— И ты скрывал? — в шутливой грозности возмутился Взоров.
— Да разве от вас скроешь! — грустно улыбнулся Ветлугин.
— Ну пошли же быстрее, а то и времени мало, — заволновался Взоров.
III
Самым первым паровозам давали имена, и потому отец и сын Стефенсоны назвали свою самую удачливую модель «Ро́кет» — «Ракета». В Гайд-парке напротив мемориала принцу Альберту, мужу знаменитой английской королевы Виктории, проложили рельсы, огородили их барьером, на который удобно опираться всем любопытствующим, и поставили точную копию «Рокета» — с прицепной открытой платформой, оборудованной лавками. Этот удивительный паровозик, очень неприглядный — железная печка с высокой трубой на одном большом колесе, вернее на двух, то есть с двух сторон, которые крутили рычаги, идущие от поршней, крепленных сбоку, с тележкой-тендером на малых колесах — вот и весь м а г и с т р а л ь н ы й паровоз тысяча восемьсот двадцать девятого года, созданный Джорджем и Робертом Стефенсонами. Но т я г а л он по тем временам необыкновенные тяжести — и без всякой устали! На расстояние в тридцать миль от перевалочного порта в Ливерпуле до индустриального Манчестера; конечно же, и пассажирские составы, причем со скоростью до сорока миль в час, что считалось тогда невиданным.
Взоров жадно взирал на паровозного прадеда и восклицал:
— Ну надо же! Никогда не мечтал увидеть создание Стефенсонов! Но смотри — все уже есть! Все идеи! Дальше шло лишь совершенствование, обреталась форма. Как эмбрион, в котором все уже есть! Удивительно!..

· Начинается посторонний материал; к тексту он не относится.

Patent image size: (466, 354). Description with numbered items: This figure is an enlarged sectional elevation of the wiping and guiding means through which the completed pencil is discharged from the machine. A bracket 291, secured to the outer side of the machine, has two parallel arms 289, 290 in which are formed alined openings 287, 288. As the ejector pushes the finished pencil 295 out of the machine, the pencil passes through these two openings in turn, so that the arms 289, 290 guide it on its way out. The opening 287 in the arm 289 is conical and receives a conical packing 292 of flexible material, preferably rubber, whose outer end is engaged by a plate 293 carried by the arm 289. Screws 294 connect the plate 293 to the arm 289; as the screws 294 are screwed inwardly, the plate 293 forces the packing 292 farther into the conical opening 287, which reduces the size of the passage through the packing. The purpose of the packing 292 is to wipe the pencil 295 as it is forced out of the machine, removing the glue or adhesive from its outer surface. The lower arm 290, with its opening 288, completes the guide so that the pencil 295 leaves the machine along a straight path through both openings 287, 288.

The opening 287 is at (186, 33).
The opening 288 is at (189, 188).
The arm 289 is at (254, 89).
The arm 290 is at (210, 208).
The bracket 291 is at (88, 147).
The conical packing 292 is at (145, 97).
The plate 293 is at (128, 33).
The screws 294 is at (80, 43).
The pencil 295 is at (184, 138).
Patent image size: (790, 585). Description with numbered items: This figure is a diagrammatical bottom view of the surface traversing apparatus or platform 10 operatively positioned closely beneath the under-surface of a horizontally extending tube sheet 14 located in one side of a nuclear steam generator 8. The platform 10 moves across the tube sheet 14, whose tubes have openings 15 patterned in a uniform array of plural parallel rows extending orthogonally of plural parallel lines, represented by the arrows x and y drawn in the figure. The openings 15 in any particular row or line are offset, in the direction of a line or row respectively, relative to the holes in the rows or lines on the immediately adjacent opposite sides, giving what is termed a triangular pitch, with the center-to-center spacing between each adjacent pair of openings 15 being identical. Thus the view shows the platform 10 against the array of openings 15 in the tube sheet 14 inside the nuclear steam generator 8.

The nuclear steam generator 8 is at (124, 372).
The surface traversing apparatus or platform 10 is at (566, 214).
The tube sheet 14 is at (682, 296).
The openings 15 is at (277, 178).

А Ветлугин думал о том, что они с Федором Андреевичем совсем не касаются борьбы за мир, предстоящего митинга; и постигал какую-то иную мудрость, присущую Взорову, — вроде бы отвлечься от цели, от главного, будто в боязни перегореть, рассредоточиться, однако в сущности готовясь к этому самому важному делу, которое непременно настанет; а следовательно, нужно создать настроение, вдохновиться, чтобы в решающий момент чувствовать себя свободно и оптимистично. Ветлугин понимал, что во Взорове это вырабатывалось годами, опытом жизни, а ныне стало привычкой. Эта способность, это умение поражали Ветлугина, и он думал, что такое следовало бы воспринять и самому быть таким.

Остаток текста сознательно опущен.